List & Monetize Your Skill
Submit your Claude Code skill and start earning
Use Cases▌
Task Automation & Efficiency
Automate repetitive workflows and reduce manual effort
Example
Generate reports, summarize documents, draft communications
Save 3-5 hours per week on routine tasks
Knowledge Enhancement
Learn new skills, understand complex topics, get expert guidance
Example
Explain concepts, provide examples, suggest learning resources
Accelerate learning and skill development by 2x
Quality Improvement
Enhance output quality through reviews, suggestions, and refinements
Example
Review drafts, suggest improvements, catch errors
Improve work quality by 30-40% with less effort
Implementation Guide▌
Prerequisites
- ›Claude Desktop or compatible AI client with skill support
- ›Clear understanding of task or problem to solve
- ›Willingness to iterate and refine outputs
Time Estimate
15-45 minutes depending on use case complexity
Installation Steps
- 1.Install skill using provided installation command
- 2.Test with simple use case relevant to your work
- 3.Evaluate output quality and relevance
- 4.Iterate on prompts to improve results
- 5.Integrate into regular workflow if valuable
Common Pitfalls
- ⚠Expecting perfect results without iteration
- ⚠Not providing enough context in prompts
- ⚠Using skill for tasks outside its intended scope
- ⚠Accepting outputs without review and validation
Best Practices▌
✓ Do
- +Start with clear, specific prompts
- +Provide relevant context and constraints
- +Review and refine all outputs before using
- +Iterate to improve output quality
- +Document successful prompt patterns
✗ Don't
- −Don't use without understanding skill limitations
- −Don't skip validation of outputs
- −Don't share sensitive information in prompts
- −Don't expect skill to replace human judgment
💡 Pro Tips
- ★Be specific about desired format and style
- ★Ask for multiple options to choose from
- ★Request explanations to understand reasoning
- ★Combine AI efficiency with human expertise
When to Use This▌
✓ Use When
Use when skill capabilities match your task, clear ROI on time saved, and you can validate outputs. Best for repetitive tasks, learning, and quality improvement.
✗ Avoid When
Avoid when task requires deep expertise you can't validate, involves sensitive decisions, or when learning process is more valuable than speed of completion.
Learning Path▌
- 1Familiarize yourself with skill capabilities and limitations
- 2Start with low-risk, non-critical tasks
- 3Progress to more complex and valuable use cases
- 4Build expertise through regular use and experimentation
Discussion
Product Hunt–style comments (not star reviews)- No comments yet — start the thread.
Ratings
4.7★★★★★29 reviews- ★★★★★Shikha Mishra· Dec 28, 2024
ml-pipeline-automation reduced setup friction for our internal harness; good balance of opinion and flexibility.
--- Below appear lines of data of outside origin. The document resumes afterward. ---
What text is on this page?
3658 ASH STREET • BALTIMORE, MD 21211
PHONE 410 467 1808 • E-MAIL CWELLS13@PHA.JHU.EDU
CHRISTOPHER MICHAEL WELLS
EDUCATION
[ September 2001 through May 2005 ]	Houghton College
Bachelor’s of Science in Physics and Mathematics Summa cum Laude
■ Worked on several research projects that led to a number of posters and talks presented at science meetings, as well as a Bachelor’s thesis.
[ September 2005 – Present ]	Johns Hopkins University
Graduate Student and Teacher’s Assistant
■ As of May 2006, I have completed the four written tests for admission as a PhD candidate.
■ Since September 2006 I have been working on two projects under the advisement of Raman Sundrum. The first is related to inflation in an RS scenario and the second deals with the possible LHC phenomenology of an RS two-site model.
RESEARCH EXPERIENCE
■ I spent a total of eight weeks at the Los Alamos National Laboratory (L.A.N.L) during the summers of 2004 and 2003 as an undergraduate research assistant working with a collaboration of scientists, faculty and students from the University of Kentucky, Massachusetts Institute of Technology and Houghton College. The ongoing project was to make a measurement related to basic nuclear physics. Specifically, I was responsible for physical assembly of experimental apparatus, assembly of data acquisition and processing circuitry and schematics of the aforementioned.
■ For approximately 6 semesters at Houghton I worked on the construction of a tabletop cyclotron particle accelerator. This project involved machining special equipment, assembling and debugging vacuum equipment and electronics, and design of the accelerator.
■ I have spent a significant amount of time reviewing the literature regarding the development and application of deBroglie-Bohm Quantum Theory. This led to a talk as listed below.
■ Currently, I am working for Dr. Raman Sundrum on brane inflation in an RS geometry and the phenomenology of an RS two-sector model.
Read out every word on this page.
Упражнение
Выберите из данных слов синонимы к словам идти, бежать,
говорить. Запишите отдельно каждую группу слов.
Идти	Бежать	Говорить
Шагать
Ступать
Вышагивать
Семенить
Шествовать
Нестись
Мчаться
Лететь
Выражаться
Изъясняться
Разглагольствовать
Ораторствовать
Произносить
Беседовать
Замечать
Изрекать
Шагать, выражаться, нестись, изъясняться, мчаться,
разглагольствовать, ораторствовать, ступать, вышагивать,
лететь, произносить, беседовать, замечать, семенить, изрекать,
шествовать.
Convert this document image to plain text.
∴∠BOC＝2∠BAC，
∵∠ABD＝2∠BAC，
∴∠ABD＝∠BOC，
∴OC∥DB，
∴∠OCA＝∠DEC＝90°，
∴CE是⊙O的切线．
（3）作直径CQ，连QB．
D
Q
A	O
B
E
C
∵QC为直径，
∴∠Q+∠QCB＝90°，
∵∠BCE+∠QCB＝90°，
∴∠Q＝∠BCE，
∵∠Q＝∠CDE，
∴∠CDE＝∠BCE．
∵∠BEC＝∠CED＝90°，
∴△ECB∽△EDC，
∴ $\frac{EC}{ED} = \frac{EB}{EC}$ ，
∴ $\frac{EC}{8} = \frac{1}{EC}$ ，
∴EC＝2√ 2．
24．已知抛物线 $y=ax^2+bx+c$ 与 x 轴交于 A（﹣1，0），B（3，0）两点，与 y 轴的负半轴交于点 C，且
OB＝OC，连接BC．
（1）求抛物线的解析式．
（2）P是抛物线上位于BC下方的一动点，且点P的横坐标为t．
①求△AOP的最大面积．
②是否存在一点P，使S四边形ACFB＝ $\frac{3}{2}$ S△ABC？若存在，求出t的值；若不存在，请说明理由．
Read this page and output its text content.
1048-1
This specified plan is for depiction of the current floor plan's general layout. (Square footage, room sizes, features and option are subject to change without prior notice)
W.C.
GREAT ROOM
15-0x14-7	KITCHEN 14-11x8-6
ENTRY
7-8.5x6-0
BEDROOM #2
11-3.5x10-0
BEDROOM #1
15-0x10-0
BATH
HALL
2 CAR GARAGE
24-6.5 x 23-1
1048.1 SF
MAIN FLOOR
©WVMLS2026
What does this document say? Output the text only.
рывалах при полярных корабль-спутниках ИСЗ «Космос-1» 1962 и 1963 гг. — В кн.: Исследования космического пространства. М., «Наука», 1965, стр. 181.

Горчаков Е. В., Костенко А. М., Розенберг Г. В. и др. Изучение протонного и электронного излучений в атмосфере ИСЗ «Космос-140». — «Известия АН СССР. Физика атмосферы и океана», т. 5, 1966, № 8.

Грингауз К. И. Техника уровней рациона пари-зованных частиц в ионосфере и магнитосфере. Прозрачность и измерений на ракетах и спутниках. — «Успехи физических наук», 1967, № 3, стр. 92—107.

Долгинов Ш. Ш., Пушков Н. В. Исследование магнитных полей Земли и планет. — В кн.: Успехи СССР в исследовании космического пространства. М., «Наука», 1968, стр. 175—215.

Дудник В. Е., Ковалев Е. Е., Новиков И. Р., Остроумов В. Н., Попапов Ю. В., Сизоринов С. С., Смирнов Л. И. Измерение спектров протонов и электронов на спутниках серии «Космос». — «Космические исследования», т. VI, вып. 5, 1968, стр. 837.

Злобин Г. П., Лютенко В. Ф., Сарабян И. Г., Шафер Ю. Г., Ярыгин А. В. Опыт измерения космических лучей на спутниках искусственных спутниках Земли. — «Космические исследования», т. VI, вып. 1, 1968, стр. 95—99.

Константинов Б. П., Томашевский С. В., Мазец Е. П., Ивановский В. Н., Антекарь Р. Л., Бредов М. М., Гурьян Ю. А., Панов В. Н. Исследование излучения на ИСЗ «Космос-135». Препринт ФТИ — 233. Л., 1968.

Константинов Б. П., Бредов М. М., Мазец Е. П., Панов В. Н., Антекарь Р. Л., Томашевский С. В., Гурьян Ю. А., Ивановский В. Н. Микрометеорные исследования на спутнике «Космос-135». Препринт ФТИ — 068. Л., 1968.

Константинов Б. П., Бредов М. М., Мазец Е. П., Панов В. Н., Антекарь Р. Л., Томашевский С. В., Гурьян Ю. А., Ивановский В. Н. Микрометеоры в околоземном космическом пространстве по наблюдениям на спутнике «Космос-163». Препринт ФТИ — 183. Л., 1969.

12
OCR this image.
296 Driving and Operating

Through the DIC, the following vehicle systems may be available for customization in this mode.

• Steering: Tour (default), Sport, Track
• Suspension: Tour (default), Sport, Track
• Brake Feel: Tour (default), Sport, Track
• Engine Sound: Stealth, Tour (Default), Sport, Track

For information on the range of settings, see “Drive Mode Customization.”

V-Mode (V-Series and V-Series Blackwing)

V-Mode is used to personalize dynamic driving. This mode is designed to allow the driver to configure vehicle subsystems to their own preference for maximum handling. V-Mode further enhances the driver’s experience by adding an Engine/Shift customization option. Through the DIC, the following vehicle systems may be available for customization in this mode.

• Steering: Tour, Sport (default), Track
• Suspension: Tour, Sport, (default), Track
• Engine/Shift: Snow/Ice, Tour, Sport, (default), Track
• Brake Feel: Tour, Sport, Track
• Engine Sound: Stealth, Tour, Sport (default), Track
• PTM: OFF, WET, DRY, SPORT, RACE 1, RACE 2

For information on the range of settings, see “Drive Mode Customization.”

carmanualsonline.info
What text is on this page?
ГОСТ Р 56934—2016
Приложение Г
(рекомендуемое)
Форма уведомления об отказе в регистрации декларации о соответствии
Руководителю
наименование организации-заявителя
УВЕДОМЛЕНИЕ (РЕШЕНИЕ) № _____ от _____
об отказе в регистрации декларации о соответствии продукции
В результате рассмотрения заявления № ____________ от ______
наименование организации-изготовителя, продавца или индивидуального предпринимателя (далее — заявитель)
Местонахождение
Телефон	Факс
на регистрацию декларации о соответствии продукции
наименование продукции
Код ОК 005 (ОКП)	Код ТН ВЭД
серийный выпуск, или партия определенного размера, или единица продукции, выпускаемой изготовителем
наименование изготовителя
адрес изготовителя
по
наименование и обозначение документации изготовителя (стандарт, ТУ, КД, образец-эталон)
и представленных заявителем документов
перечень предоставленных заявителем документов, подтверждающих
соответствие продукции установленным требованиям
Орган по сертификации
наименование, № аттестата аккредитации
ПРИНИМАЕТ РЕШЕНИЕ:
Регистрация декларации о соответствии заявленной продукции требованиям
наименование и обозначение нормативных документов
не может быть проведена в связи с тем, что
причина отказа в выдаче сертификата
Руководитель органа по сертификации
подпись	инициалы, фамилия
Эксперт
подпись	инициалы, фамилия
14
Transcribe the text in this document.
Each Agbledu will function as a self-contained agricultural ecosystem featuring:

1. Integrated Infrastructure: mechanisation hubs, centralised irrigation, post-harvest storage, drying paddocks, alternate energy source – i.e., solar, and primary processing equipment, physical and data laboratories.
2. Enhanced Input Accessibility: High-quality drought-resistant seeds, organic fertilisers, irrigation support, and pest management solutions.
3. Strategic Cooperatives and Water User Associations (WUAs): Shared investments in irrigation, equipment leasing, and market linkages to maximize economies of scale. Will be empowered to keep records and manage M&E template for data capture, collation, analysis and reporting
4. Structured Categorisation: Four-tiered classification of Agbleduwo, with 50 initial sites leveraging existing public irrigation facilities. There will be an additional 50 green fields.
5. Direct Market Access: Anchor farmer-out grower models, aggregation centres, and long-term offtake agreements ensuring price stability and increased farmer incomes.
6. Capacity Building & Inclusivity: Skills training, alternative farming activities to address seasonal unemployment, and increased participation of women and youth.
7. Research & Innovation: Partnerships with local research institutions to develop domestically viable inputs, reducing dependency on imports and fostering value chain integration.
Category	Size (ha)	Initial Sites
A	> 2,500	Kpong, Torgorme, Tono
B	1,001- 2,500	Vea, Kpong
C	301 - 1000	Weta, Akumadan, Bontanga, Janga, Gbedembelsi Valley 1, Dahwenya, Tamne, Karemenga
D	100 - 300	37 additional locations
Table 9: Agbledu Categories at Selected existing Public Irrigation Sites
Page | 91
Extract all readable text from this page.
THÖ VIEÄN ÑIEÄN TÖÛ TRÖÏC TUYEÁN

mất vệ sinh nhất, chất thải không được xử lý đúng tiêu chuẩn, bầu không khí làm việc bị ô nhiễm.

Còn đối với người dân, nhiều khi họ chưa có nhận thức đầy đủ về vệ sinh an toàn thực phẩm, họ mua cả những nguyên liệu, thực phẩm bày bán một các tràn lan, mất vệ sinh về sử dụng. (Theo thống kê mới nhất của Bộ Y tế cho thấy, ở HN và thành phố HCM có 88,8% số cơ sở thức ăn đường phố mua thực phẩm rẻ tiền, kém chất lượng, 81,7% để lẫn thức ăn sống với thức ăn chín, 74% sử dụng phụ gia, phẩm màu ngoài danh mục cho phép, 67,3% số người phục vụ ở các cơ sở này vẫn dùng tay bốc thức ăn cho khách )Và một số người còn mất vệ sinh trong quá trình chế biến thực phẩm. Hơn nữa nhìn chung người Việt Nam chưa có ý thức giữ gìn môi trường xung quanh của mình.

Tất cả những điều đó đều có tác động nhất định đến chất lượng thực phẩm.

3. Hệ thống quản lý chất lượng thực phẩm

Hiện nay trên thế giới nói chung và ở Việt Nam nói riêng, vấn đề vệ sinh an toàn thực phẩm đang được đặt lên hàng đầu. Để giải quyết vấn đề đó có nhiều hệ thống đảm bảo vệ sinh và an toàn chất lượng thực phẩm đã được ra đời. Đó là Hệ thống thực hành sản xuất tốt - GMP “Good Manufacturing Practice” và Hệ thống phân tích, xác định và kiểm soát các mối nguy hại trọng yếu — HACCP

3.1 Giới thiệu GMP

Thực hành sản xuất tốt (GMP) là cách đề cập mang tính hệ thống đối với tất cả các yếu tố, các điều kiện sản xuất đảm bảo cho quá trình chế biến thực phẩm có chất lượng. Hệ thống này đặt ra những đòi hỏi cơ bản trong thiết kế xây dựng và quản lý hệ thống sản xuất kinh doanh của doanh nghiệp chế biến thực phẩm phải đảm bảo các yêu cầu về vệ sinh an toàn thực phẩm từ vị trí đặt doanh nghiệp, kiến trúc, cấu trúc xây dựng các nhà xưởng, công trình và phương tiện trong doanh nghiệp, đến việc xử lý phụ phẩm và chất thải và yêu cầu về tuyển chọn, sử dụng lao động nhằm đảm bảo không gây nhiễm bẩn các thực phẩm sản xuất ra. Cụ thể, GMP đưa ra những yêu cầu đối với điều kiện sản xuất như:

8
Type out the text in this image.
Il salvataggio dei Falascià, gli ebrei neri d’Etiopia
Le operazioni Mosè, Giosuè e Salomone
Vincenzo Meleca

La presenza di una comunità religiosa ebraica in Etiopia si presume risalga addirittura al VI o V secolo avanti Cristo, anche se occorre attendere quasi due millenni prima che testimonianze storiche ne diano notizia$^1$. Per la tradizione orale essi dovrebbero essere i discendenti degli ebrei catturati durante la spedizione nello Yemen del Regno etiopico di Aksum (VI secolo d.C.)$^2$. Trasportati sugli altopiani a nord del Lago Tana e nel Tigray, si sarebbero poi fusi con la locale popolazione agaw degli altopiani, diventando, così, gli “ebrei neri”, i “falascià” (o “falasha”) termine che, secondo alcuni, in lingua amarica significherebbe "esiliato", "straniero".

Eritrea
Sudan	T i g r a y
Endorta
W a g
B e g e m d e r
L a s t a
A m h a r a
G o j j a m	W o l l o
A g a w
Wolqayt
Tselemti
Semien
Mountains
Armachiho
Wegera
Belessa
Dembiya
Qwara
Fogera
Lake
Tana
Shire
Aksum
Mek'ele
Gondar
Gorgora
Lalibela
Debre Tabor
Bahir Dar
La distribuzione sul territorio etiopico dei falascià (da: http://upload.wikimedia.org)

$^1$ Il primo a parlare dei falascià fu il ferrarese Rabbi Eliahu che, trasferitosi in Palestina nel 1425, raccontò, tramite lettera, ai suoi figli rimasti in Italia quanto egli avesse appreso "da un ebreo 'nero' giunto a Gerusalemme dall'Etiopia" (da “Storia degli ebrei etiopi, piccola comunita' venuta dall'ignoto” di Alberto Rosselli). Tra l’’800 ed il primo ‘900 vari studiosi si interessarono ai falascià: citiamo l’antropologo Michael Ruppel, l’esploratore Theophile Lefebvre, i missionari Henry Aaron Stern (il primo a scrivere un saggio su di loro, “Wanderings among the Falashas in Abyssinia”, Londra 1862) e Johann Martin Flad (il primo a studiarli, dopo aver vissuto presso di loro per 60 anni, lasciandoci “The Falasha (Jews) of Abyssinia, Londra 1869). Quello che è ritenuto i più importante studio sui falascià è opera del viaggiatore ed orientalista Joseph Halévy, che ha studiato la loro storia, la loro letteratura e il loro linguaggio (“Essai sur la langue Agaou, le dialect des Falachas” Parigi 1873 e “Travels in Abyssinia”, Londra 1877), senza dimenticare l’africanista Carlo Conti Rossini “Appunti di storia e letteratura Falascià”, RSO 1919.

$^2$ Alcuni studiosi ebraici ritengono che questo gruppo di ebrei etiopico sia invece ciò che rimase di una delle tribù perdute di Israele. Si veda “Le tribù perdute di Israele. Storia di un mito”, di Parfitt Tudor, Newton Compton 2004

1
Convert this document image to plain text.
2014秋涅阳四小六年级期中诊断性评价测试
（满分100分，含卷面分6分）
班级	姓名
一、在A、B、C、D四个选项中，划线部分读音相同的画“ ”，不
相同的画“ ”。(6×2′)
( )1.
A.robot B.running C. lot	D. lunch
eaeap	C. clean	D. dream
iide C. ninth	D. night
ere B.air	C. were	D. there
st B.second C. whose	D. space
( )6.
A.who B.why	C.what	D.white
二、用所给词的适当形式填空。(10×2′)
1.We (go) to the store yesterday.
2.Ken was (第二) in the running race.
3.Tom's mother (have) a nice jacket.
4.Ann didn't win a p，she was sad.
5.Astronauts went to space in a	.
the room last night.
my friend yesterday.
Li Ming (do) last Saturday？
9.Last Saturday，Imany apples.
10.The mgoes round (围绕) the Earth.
- ★★★★★Ama Anderson· Dec 16, 2024
ml-pipeline-automation has been reliable in day-to-day use. Documentation quality is above average for community skills.
- ★★★★★Yash Thakker· Nov 19, 2024
I recommend ml-pipeline-automation for anyone iterating fast on agent tooling; clear intent and a small, reviewable surface area.
- ★★★★★Dev Martinez· Nov 7, 2024
ml-pipeline-automation fits our agent workflows well — practical, well scoped, and easy to wire into existing repos.
- ★★★★★Dev Khan· Oct 26, 2024
We added ml-pipeline-automation from the explainx registry; install was straightforward and the SKILL.md answered most questions upfront.
- ★★★★★Dhruvi Jain· Oct 10, 2024
Useful defaults in ml-pipeline-automation — fewer surprises than typical one-off scripts, and it plays nicely with `npx skills` flows.
- ★★★★★Yusuf Kim· Oct 6, 2024
Keeps context tight: ml-pipeline-automation is the kind of skill you can hand to a new teammate without a long onboarding doc.
- ★★★★★Chinedu Kim· Sep 21, 2024
ml-pipeline-automation has been reliable in day-to-day use. Documentation quality is above average for community skills.
- ★★★★★Chinedu Mensah· Aug 12, 2024
Solid pick for teams standardizing on skills: ml-pipeline-automation is focused, and the summary matches what you get after install.
- ★★★★★Sakshi Patil· Jul 11, 2024
ml-pipeline-automation is among the better-maintained entries we tried; worth keeping pinned for repeat workflows.